Büyük önemli bir potansiyel taşıyan, devrim açısından, işçi sınıfı kadar yıkıcı ve etkili olacağını gösteren işsizlerin, yoksulların, ezilenlerin, horlananların öfkesi, devrimci, sosyalist siyasal yapıların yeterince ilgisini çekmemiş görünmektedir. Öyle olduğu için “küçük” bir olay ile başlayan ve hızla yaygınlaşan bu öfke, isyan, ne yazık ki bir devrimci çıkışa dönüştürülememekte, genellikle kendiliğinden, dağınık eylemler olarak kalmakta, belirli bir zaman diliminden sonra “yorularak” geri çekilmekte, isyan tarihine bir etkili eylem olarak daha yazılmaktadır.
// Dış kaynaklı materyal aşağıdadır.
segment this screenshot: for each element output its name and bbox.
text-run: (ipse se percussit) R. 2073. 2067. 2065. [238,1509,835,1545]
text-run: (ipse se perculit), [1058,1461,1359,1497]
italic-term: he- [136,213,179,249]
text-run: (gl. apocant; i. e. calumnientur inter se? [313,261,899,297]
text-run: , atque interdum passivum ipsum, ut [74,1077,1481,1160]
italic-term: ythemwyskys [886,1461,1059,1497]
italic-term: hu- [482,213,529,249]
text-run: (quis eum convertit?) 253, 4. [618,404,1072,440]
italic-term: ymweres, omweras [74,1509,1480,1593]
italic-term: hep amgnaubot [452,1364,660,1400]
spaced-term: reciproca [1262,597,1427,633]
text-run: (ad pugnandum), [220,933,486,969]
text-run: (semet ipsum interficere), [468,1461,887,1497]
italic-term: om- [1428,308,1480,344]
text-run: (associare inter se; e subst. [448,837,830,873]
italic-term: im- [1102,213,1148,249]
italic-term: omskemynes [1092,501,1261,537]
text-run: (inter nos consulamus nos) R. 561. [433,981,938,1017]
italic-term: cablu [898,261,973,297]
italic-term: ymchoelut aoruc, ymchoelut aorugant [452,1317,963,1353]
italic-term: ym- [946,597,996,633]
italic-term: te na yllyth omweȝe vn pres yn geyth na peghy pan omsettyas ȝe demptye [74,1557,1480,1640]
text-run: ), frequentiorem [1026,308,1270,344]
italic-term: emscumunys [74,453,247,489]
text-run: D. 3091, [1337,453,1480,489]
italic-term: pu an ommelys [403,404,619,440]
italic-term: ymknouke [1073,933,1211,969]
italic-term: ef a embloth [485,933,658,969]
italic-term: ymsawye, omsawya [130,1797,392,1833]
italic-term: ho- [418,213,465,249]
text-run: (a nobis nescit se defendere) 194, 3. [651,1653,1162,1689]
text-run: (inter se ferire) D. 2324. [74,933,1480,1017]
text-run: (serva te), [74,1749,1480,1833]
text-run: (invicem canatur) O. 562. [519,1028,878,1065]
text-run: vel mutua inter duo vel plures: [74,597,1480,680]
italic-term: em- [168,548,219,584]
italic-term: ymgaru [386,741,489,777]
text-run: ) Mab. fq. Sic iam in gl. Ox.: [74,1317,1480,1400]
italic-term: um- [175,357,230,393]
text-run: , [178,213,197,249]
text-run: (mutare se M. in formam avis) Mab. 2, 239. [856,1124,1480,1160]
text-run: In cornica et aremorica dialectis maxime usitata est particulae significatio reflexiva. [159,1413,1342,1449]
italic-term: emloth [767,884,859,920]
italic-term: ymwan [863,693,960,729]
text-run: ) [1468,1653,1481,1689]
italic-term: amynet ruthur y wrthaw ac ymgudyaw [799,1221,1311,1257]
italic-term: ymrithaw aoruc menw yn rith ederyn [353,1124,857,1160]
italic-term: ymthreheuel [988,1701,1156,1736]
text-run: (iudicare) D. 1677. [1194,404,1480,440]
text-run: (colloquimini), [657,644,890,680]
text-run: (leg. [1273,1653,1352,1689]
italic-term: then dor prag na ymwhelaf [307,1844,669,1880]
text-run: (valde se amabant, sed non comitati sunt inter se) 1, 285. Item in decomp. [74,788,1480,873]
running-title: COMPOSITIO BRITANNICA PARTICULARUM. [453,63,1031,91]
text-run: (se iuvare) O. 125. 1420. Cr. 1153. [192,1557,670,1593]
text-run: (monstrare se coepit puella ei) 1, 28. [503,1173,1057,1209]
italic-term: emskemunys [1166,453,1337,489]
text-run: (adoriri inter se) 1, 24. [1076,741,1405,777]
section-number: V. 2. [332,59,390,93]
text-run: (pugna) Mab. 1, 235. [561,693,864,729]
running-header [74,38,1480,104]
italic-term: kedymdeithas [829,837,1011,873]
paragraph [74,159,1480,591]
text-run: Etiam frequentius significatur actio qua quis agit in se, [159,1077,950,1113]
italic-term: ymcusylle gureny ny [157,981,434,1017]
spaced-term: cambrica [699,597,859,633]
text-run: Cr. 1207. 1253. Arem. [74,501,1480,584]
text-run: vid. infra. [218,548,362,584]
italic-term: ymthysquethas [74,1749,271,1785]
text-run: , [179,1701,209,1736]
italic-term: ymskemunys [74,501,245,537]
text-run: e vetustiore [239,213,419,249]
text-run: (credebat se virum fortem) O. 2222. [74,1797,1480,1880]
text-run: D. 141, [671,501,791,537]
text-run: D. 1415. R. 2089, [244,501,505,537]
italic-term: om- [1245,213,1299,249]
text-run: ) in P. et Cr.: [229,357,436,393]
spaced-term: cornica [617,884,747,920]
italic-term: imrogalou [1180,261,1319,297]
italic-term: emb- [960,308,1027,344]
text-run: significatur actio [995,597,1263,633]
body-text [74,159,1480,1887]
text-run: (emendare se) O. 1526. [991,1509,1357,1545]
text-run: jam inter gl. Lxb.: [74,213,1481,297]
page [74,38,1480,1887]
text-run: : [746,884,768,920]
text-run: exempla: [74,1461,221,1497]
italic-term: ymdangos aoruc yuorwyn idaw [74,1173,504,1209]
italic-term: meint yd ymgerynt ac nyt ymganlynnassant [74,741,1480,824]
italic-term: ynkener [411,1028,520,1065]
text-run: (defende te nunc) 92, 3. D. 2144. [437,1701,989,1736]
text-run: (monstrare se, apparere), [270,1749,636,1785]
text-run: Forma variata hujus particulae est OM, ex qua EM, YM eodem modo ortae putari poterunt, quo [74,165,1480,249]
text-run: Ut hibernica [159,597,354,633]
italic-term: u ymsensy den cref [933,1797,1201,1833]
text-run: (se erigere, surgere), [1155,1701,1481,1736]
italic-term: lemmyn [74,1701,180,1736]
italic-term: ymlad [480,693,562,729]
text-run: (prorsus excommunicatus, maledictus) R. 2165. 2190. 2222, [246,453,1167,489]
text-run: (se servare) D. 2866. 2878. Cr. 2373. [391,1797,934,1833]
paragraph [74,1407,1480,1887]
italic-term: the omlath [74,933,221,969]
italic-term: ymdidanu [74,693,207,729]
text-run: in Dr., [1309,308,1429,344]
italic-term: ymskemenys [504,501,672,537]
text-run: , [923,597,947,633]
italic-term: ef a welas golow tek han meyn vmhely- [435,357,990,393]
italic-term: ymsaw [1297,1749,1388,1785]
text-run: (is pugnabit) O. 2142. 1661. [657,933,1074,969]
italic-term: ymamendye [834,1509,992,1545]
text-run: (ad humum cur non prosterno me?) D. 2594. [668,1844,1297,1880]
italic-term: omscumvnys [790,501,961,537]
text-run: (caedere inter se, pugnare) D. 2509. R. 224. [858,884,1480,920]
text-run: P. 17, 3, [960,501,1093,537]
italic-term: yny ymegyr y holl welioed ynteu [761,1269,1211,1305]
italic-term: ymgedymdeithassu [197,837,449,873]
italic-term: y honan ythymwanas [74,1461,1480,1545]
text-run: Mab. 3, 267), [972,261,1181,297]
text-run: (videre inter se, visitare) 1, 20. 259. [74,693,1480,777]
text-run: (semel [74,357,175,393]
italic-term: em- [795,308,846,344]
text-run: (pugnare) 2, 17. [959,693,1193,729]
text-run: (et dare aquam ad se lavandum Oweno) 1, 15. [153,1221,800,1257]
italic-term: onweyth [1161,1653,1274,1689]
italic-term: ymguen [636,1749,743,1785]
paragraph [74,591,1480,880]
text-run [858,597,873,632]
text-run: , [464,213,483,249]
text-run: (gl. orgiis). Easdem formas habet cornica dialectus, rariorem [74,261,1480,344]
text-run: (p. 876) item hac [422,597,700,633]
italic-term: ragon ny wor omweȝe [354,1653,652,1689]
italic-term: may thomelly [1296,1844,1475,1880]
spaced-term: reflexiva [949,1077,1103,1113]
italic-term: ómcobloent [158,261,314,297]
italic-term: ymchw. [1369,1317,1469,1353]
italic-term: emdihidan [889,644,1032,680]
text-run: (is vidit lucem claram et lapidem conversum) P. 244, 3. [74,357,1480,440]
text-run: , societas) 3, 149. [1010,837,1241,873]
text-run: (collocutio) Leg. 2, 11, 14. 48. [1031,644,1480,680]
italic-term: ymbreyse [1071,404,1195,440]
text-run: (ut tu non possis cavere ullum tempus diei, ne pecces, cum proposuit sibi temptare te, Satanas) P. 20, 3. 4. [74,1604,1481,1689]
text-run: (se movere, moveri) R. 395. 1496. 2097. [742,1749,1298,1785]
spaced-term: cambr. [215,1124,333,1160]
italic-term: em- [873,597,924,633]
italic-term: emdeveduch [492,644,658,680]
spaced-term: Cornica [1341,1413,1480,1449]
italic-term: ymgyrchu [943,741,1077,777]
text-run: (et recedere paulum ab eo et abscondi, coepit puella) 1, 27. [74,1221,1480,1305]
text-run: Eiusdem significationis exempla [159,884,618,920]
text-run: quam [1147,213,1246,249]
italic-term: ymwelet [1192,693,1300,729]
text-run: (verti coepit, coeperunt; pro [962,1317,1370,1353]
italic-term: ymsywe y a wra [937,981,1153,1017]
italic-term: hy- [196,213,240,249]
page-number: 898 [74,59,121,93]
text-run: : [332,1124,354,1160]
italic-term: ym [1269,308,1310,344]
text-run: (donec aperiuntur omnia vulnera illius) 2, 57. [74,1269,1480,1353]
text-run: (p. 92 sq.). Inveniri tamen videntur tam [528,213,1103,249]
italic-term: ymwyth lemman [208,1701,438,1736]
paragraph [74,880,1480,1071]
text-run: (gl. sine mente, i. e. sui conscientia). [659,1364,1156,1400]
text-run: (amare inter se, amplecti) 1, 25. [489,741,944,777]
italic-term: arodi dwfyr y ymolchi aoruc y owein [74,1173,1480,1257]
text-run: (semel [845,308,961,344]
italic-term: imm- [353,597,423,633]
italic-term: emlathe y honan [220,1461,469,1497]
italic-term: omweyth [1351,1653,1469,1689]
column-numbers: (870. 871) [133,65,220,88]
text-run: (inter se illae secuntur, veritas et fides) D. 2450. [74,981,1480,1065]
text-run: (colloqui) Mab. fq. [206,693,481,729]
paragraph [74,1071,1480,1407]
Bu anlar, Leninlerin, Maoların, Castroların, Chelerin ne kadar önemli olduğunu bize bir kez daha göstermektedir. Kapitalizmin krizleri sürekli olarak nesnel koşulları oluşturup, yaygınlaştırırken, bu nesnel koşulları karşılayacak, yönetecek bir öznel yapının yokluğu devrimci olanakların da heba olmasına neden olmaktadır. Bu anlarda Bolşevik parti öncülüğü, işçi sınıfının mücadelede etkin yerini alışı çok daha büyük önem arz etmektedir. Los Angeles’te başlayıp, Atina’da kendisini bir kez daha gösteren bu süreç, devrimci dinamikleri ve olanakları bir kez daha değerlendirmeğe açık bir çağrı olarak kabul edilmelidir. Zira, her üç isyan da biriken bir toplumsal öfkenin, kapitalist hayat tarzının, politikaların bir sonucudur; bu isyanlar güçlü bir başkaldırı isteğinin dışa vurumudur.

Los Angeles, Paris ve Atina bir kez daha bize göstermektedir kapitalizmin çare bulamadığı işsizlik, yoksulluk, yoksunluk beraberinde horlanma, dışlanmayı da getirerek büyük bir ökeye neden olmakta, sürekli bir isyan halini canlı tutmakta, en ufak bir olay ile de kendisini açığa çıkarmaktadır.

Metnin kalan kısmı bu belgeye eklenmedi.